Where the Industry Is Headed
The vector database market is consolidating and commoditizing simultaneously.
On one front, traditional databases are adding vector capabilities. PostgreSQL has pgvector. Redis has RediSearch with vector similarity. Elasticsearch offers dense vector fields. MongoDB announced vector search. The "why add another database?" argument gets stronger as incumbents close the feature gap.
On another front, specialized vector databases are differentiating on features beyond pure retrieval. Weaviate integrates embedding generation. Pinecone is adding serverless architectures. Chroma is building developer tooling around the core database. The competition is moving from "best similarity search" to "best developer experience for AI applications."
A third trend worth watching: hybrid search combining keyword and vector approaches.
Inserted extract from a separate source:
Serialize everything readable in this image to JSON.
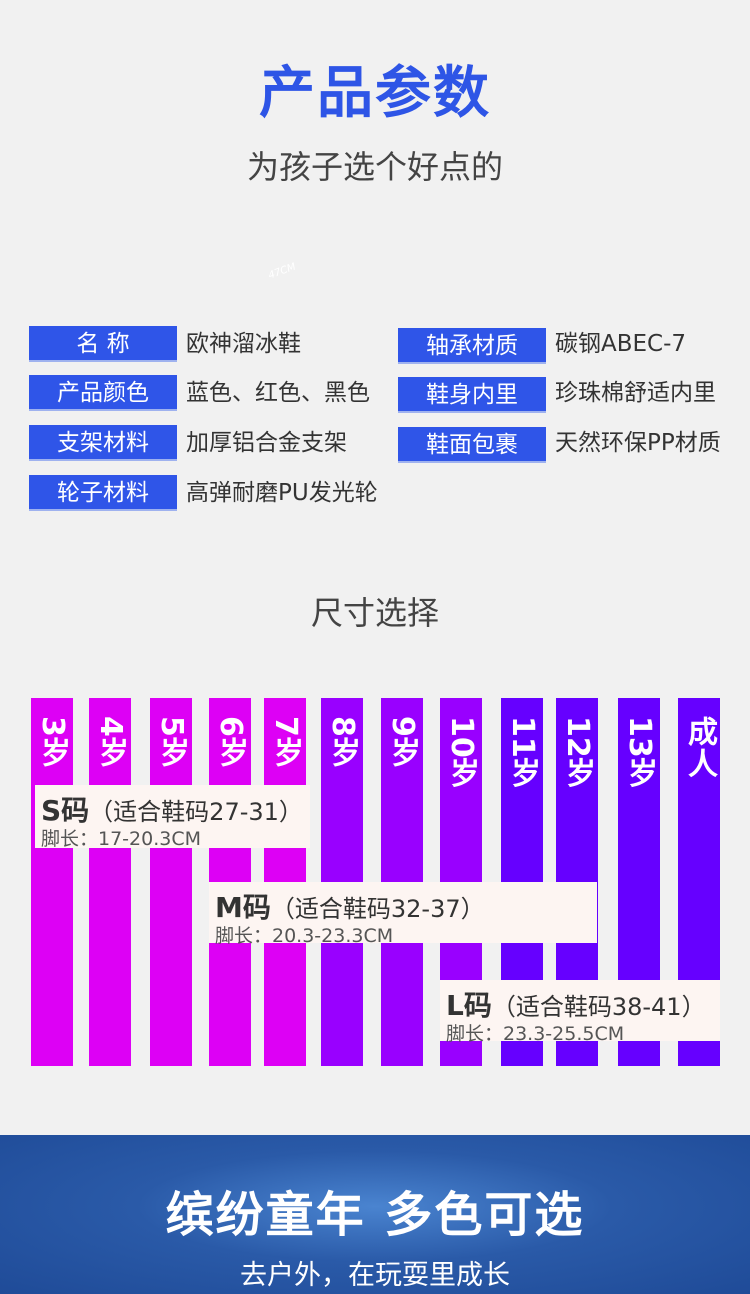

Pure semantic search has blind spots—exact matches for product codes, numerical searches, boolean filters. The most effective retrieval systems blend traditional search with vector similarity, and databases that handle both natively (Elasticsearch, Vespa, increasingly others) have an architectural advantage.
The unsolved problems are more interesting than the solved ones. Multi-modal search—querying images with text, or videos with audio—remains early-stage in production systems. Real-time index updates at scale still require careful engineering. Cross-lingual retrieval has improved but isn't solved. Explainability—why did this result rank higher than that one?—is essentially non-existent in vector search.
The Honest Assessment
After working with all three major options—ChromaDB, Pinecone, pgvector—and several others, a pattern emerges.
Start with the simplest option that could possibly work. For most teams, that means ChromaDB locally or pgvector if Postgres is already in the stack. Migration later costs less than premature optimization now.
The retrieval pipeline deserves investment before the database does. Embedding quality, semantic chunking, reranking, and query expansion move the needle more than swapping one vector store for another. Context compression techniques—stripping irrelevant content before it ever hits the context window—often deliver more token efficiency gains than any database migration.
Vendor benchmarks deserve skepticism. They benchmark scenarios optimized for their architecture. Real workloads differ. If performance matters, benchmark actual queries against actual data.
Operational reality matters more than feature lists. Can the team debug this system at 3 AM when it breaks? Managed services earn their token cost when the answer is "no."
The vector store is plumbing. Important plumbing, but plumbing nonetheless. The value lives in what gets built on top of it. Pick something reasonable, ship the product, and optimize when evidence points to what needs optimizing.
That evidence rarely points to the database.